BERTopic
BERTopic copied to clipboard
Extract Topic Assignments from Model
It seems that if a model is created without specifying nr_topics
then BERTtopic.hdbscan_model.labels_
will return the initial assignments. Reading through the code it looks like that when BERTopic.reduce_topics()
is called that a mapping between the initial and new assignments can be retrieved by calling BERTopic.topic_mapper.get_mappings()
. Is this correct? Is it reliable to use .labels_
as indicies to the mapping to get the new assignments?
It seems that if a model is created without specifying nr_topics then BERTtopic.hdbscan_model.labels_ will return the initial assignments.

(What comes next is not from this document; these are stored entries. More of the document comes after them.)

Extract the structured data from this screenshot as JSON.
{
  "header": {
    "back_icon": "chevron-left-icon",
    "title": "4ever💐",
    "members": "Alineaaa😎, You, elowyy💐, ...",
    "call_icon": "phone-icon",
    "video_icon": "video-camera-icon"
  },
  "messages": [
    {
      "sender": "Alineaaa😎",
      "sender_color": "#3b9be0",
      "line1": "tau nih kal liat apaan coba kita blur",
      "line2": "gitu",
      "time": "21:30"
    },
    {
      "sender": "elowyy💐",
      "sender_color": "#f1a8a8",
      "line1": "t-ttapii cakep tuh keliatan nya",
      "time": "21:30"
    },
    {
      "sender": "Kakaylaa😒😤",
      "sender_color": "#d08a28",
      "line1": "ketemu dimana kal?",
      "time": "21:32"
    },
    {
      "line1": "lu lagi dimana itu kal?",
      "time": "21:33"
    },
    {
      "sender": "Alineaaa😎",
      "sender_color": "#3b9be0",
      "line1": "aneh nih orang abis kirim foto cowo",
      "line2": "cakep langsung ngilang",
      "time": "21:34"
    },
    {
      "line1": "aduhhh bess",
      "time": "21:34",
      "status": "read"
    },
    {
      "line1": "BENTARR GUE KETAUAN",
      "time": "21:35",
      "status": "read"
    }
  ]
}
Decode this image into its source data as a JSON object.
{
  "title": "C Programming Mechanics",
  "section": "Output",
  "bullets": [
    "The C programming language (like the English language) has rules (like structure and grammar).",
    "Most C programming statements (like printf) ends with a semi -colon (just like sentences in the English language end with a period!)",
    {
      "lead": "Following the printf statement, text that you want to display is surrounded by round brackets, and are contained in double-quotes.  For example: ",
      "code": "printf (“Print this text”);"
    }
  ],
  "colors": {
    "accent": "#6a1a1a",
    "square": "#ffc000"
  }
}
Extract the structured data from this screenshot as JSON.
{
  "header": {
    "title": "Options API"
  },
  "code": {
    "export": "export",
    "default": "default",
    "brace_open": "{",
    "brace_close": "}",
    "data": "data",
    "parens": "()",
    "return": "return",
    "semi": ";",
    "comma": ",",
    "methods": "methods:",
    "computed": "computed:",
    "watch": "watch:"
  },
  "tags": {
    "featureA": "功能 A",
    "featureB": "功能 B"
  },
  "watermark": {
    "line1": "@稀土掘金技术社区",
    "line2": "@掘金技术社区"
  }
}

When you do not specify nr_topics
, the topics in BERTopic.hdbscan_model.labels_
will still be mapped according to their frequency in order to make sure that the most frequent topics is assigned to topic 0. This means that BERTopic.hdbscan_model.labels_
will not be the same as the resulting topics
after running .fit_transform
Reading through the code it looks like that when BERTopic.reduce_topics() is called that a mapping between the initial and new assignments can be retrieved by calling BERTopic.topic_mapper.get_mappings()
Yes. Do note that it depends on where you want to map the topics from. Are they the original hdbscan topics or are they the sorted topics as mentioned above? Whether one or the other is true, you can use the original_topics
parameter to select the correct mapping.
Is it reliable to use .labels_ as indicies to the mapping to get the new assignments?
In practice, to get the correct labels, you would have to perform the following:
topics = topic_model._map_predictions(topic_model.hdbscan_model.labels_)
Thanks! I'm +1 for something like .get_document_topic_labels(original_labels=False) in the future if you are so inclined.
You can now get the topics of the most recent fit with .topics_
, so this issue will be closed. If, however, you have any other questions regarding this, please let me know.